The rallies will be held from 12.30pm today, outside courts and other Ministry of Justice worksites throughout the country, while the workers involved are on their lunch breaks.
These workers, who belong to the PSA, have been taking industrial action since October 14 and have staged six nationwide strikes and numerous local strikes.
They have also banned overtime and are taking their work breaks together rather than staggering them as they normally do to keep services running.
”These workers are holding rallies today to tell the Ministry it needs to pull its head out of the sand and return to the negotiating table,” says PSA National Secretary Richard Wagstaff.
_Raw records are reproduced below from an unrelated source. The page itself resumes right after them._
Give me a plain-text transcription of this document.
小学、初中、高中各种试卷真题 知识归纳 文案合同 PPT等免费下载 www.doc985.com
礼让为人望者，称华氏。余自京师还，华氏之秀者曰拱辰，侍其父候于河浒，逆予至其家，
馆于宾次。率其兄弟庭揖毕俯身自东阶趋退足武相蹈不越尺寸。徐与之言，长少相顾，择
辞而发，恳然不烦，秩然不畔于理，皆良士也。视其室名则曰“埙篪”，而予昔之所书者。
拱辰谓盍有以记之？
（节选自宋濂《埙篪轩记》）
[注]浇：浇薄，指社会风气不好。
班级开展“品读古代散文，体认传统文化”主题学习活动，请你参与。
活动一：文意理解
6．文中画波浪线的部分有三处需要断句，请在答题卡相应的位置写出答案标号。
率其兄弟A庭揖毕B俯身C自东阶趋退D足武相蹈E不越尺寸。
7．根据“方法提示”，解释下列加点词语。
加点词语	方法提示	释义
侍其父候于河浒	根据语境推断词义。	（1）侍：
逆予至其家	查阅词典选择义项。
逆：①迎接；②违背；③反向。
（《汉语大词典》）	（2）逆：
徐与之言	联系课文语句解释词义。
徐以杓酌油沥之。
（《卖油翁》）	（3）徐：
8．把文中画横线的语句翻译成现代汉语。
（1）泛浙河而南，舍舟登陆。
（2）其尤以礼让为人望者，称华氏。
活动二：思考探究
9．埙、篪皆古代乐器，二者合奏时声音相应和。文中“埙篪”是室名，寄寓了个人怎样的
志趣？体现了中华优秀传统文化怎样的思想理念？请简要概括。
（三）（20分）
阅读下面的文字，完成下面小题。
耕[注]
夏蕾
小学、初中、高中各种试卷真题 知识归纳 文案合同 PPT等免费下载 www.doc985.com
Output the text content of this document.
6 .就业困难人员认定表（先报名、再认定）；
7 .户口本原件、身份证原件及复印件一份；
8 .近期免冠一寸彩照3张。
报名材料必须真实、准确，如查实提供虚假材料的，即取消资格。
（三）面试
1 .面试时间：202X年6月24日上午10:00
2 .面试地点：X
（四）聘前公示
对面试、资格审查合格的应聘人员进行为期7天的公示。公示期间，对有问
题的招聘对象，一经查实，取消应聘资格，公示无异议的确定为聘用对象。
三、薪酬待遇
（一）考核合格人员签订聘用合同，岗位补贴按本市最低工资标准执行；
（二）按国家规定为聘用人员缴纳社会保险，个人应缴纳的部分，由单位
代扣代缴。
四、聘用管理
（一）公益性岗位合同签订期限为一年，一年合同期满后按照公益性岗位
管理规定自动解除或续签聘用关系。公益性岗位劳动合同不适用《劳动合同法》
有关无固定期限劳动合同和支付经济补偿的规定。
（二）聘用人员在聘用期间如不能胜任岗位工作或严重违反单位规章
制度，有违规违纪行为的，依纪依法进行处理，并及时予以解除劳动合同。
“They’re angry the Ministry continues to ignore the fact that they’re being paid on average 6.3% less than the rest of the public service because of its unjust pay setting system.”
“They’re angry that the Ministry pays its largest group of workers, court registry officers, almost 10% less than the public service median.”
“They want to know why the Ministry refuses to address the fact that they’re being significantly underpaid for running something as essential as our justice system.”
“The Ministry has no excuses for not negotiating when we’ve tabled a constructive offer that would cost about $10 million.”
“Why isn’t the Ministry talking when the gap to be negotiated is only about $5 million and we’re offering to help bridge that gap?”
“Our offer involves the staff and PSA working with the Ministry to reduce their costs by finding ways of working more efficiently, identifying and eliminating wasteful spending and improving productivity.”
“We reject the Ministry claim that our offer is unaffordable when the Ministry’s latest annual report showed it had $494 million of operating revenue at the end of June,” says Richard Wagstaff.